Rising food prices continue to dominate the headlines, domestically and globally. It is not unusual for one to see complaints about rising sunflower oils or broader headline food price inflation on the domestic front. This has, in turn, raised questions of how this could be in a year of abundant agricultural harvest?

The answer goes back to the fact that South Africa is interlinked to the global food system, which at the present moment is facing an uptick in prices. Consider the sunflower oils; South Africa is a net importer of sunflower oils, importing on average 197 342 tonnes per annum in the past five years. Additionally, South Africa imports, on average, 477 185 tonnes of palm oil a year.

The global prices of these products have been on an upward trajectory for months, with the global vegetable oil prices reaching the highest level since 2011 in May this year. These increases are caused by the combination of lower supplies in Southeast Asian countries, specifically for palm oil, and rising demand for sunflower oils and soybeans, particularly in China and the global biodiesel sector.

South Africa gets to experience these shocks, hence even if one observes the recent consumer food price inflation data, the oils and fats were amongst the categories showing the fastest increases within the food basket in May 2021 CPI release. Also, worth noting is that, unlike other domestic summer crops, which are set to increase in the 2020/21 season, South Africa’s sunflower seed production is down by 9% y/y, which once again necessitates the need for imports.

In May 2021, South Africa’s consumer food price inflation accelerated at the fastest pace since July 2017, measured at 6,8% y/y, from 6,7% y/y in April 2021. The underpinning drivers of this increase were the aforementioned oils and fats, meat, vegetables, and to an extent, staple grain related products.

The grains products prices are at relatively higher levels, not because of supply constraints in the domestic market, but the surge in global prices. South Africa has its second-largest grains harvest on record, and maize prices are at export parity levels. The second-largest maize harvest on record in the 2020/21 production season has not led to a decline in domestic maize prices. This is mainly because of the 56% increase in export parity prices in the 2020/21 season. Export parity prices are derived from the global maize price multiplied by the exchange rate minus transaction costs and can be regarded as a “floor price” for domestic maize prices. As domestic prices trade closer to export parity levels, South African maize becomes more competitive in international export markets, triggering an increase in volumes of exports or demand by foreign buyers.

Meat, which also underpinned the increase in food price inflation in May 2021, could likely soften in the coming months, albeit South Africa’s supplies being roughly balanced in red meat, while an importer of poultry products. This time around, the unique factor to South Africa, which stakeholders in the food industry will have to monitor consistently, is the impact is the biosecurity challenges. The most recent announcements of the foot and mouth disease in parts of KwaZulu-Natal and Limpopo and the subsequent ban of South Africa’s beef in various export markets is one such matter to monitor, along with the African swine fever and Avian influenza. While these diseases are damaging and costly for farmers, they tend to lead to a decline in domestic meat prices due to the ban in exports, then bode positively for local consumer food price inflation in the near-to-medium term.

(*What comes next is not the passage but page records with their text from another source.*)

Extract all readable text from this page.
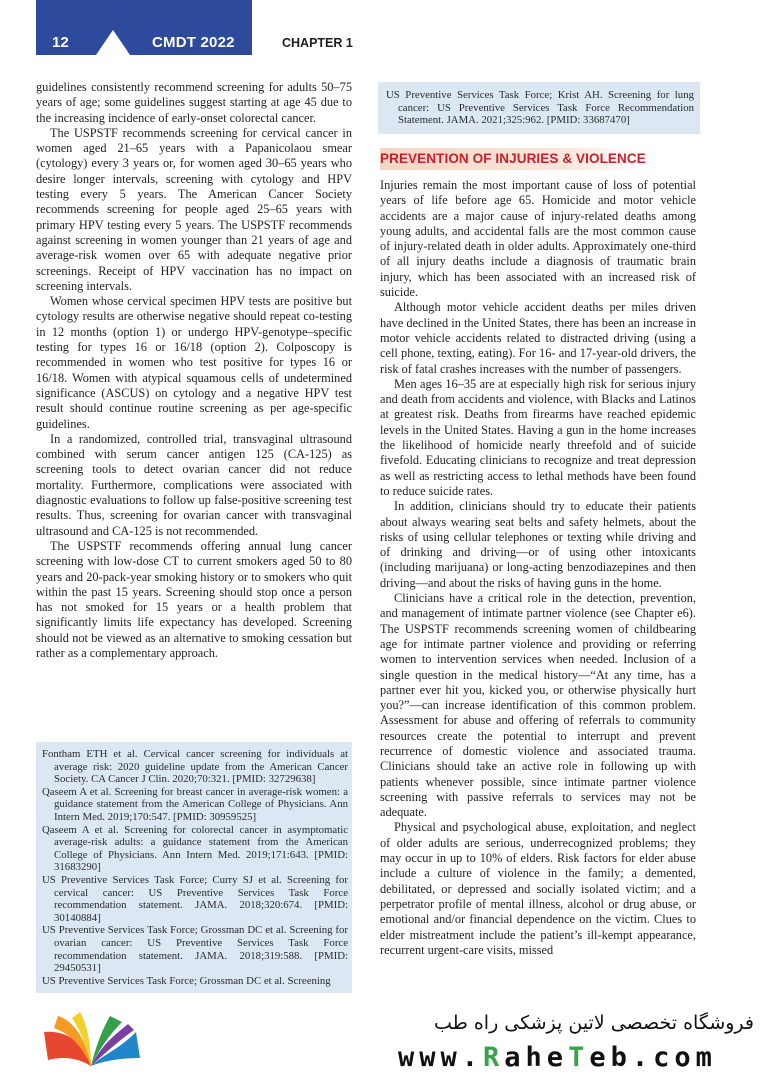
12	CMDT 2022	CHAPTER 1

guidelines consistently recommend screening for adults 50–75 years of age; some guidelines suggest starting at age 45 due to the increasing incidence of early-onset colorectal cancer.

The USPSTF recommends screening for cervical cancer in women aged 21–65 years with a Papanicolaou smear (cytology) every 3 years or, for women aged 30–65 years who desire longer intervals, screening with cytology and HPV testing every 5 years. The American Cancer Society recommends screening for people aged 25–65 years with primary HPV testing every 5 years. The USPSTF recommends against screening in women younger than 21 years of age and average-risk women over 65 with adequate negative prior screenings. Receipt of HPV vaccination has no impact on screening intervals.

Women whose cervical specimen HPV tests are positive but cytology results are otherwise negative should repeat co-testing in 12 months (option 1) or undergo HPV-genotype–specific testing for types 16 or 16/18 (option 2). Colposcopy is recommended in women who test positive for types 16 or 16/18. Women with atypical squamous cells of undetermined significance (ASCUS) on cytology and a negative HPV test result should continue routine screening as per age-specific guidelines.

In a randomized, controlled trial, transvaginal ultrasound combined with serum cancer antigen 125 (CA-125) as screening tools to detect ovarian cancer did not reduce mortality. Furthermore, complications were associated with diagnostic evaluations to follow up false-positive screening test results. Thus, screening for ovarian cancer with transvaginal ultrasound and CA-125 is not recommended.

The USPSTF recommends offering annual lung cancer screening with low-dose CT to current smokers aged 50 to 80 years and 20-pack-year smoking history or to smokers who quit within the past 15 years. Screening should stop once a person has not smoked for 15 years or a health problem that significantly limits life expectancy has developed. Screening should not be viewed as an alternative to smoking cessation but rather as a complementary approach.

Fontham ETH et al. Cervical cancer screening for individuals at average risk: 2020 guideline update from the American Cancer Society. CA Cancer J Clin. 2020;70:321. [PMID: 32729638]

Qaseem A et al. Screening for breast cancer in average-risk women: a guidance statement from the American College of Physicians. Ann Intern Med. 2019;170:547. [PMID: 30959525]

Qaseem A et al. Screening for colorectal cancer in asymptomatic average-risk adults: a guidance statement from the American College of Physicians. Ann Intern Med. 2019;171:643. [PMID: 31683290]

US Preventive Services Task Force; Curry SJ et al. Screening for cervical cancer: US Preventive Services Task Force recommendation statement. JAMA. 2018;320:674. [PMID: 30140884]

US Preventive Services Task Force; Grossman DC et al. Screening for ovarian cancer: US Preventive Services Task Force recommendation statement. JAMA. 2018;319:588. [PMID: 29450531]

US Preventive Services Task Force; Grossman DC et al. Screening

US Preventive Services Task Force; Krist AH. Screening for lung cancer: US Preventive Services Task Force Recommendation Statement. JAMA. 2021;325:962. [PMID: 33687470]

PREVENTION OF INJURIES & VIOLENCE

Injuries remain the most important cause of loss of potential years of life before age 65. Homicide and motor vehicle accidents are a major cause of injury-related deaths among young adults, and accidental falls are the most common cause of injury-related death in older adults. Approximately one-third of all injury deaths include a diagnosis of traumatic brain injury, which has been associated with an increased risk of suicide.

Although motor vehicle accident deaths per miles driven have declined in the United States, there has been an increase in motor vehicle accidents related to distracted driving (using a cell phone, texting, eating). For 16- and 17-year-old drivers, the risk of fatal crashes increases with the number of passengers.

Men ages 16–35 are at especially high risk for serious injury and death from accidents and violence, with Blacks and Latinos at greatest risk. Deaths from firearms have reached epidemic levels in the United States. Having a gun in the home increases the likelihood of homicide nearly threefold and of suicide fivefold. Educating clinicians to recognize and treat depression as well as restricting access to lethal methods have been found to reduce suicide rates.

In addition, clinicians should try to educate their patients about always wearing seat belts and safety helmets, about the risks of using cellular telephones or texting while driving and of drinking and driving—or of using other intoxicants (including marijuana) or long-acting benzodiazepines and then driving—and about the risks of having guns in the home.

Clinicians have a critical role in the detection, prevention, and management of intimate partner violence (see Chapter e6). The USPSTF recommends screening women of childbearing age for intimate partner violence and providing or referring women to intervention services when needed. Inclusion of a single question in the medical history—“At any time, has a partner ever hit you, kicked you, or otherwise physically hurt you?”—can increase identification of this common problem. Assessment for abuse and offering of referrals to community resources create the potential to interrupt and prevent recurrence of domestic violence and associated trauma. Clinicians should take an active role in following up with patients whenever possible, since intimate partner violence screening with passive referrals to services may not be adequate.

Physical and psychological abuse, exploitation, and neglect of older adults are serious, underrecognized problems; they may occur in up to 10% of elders. Risk factors for elder abuse include a culture of violence in the family; a demented, debilitated, or depressed and socially isolated victim; and a perpetrator profile of mental illness, alcohol or drug abuse, or emotional and/or financial dependence on the victim. Clues to elder mistreatment include the patient’s ill-kempt appearance, recurrent urgent-care visits, missed

فروشگاه تخصصی لاتین پزشکی راه طب
www.RaheTeb.com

Beyond our borders, the IMF released a note on 24 June 2021, highlighting four facts about the soaring consumer food prices. The first point of the note was that food inflation started increasing in 2018, before the pandemic. The price increases were induced by an outbreak of African swine fever in China, which wiped out much of China’s pig herd, which represents more than 50% of the world’s pig. This event led to an overall increase in global animal protein prices, which also filtered into countries such as South Africa. The intense trade conflict between the US and China at the time also contributed to animal protein price increases.

Secondly, the early lockdown measures, globally, and supply chain disruptions induced a spike in consumer food prices. This specifically refers to the shift in consumption patterns when lockdown started, from dining out to the retail grocery. Moreover, the stockpiling that occurred at that period across the globe also added to price increases. Nevertheless, this was a temporary event, and prices had moderated in the second quarter of 2020 for several countries.

Thirdly, the rising shipping and transport costs also contribute to increased global food prices. Lastly, global food producer prices have rallied, reaching multi-year highs because of supply concerns. Such concerns include the consistent downward revision of Brazil and Argentina’s maize and soybean harvest because of dryness there and the drier weather conditions in Russia, Ukraine, and the United States at the start of the 2021/22 production season.

The production conditions have since improved in Russia, Ukraine, and the United States, pointing to a reasonably good crop this season. Perhaps, the central point to make here is that while production conditions for the 2021/22 global harvest are promising for all major crops, there are generally lower stocks. This causes global prices to remain volatile or sensitive to any reports of unfavourable weather conditions in major producing countries, even if such weather events will have minimal impact on crops.

Ultimately, the rising consumer food price inflation in South Africa, which consumers have complained about, is not solely a domestic phenomenon but a global one. With that said, we still believe that South Africa’s food price inflation could soften in the second half of 2021. We base this view on the expected sizeable domestic harvest, the expected softening in global grains prices due to anticipated large harvest in 2021/22, and recent developments in the domestic meat industry, which we have discussed above.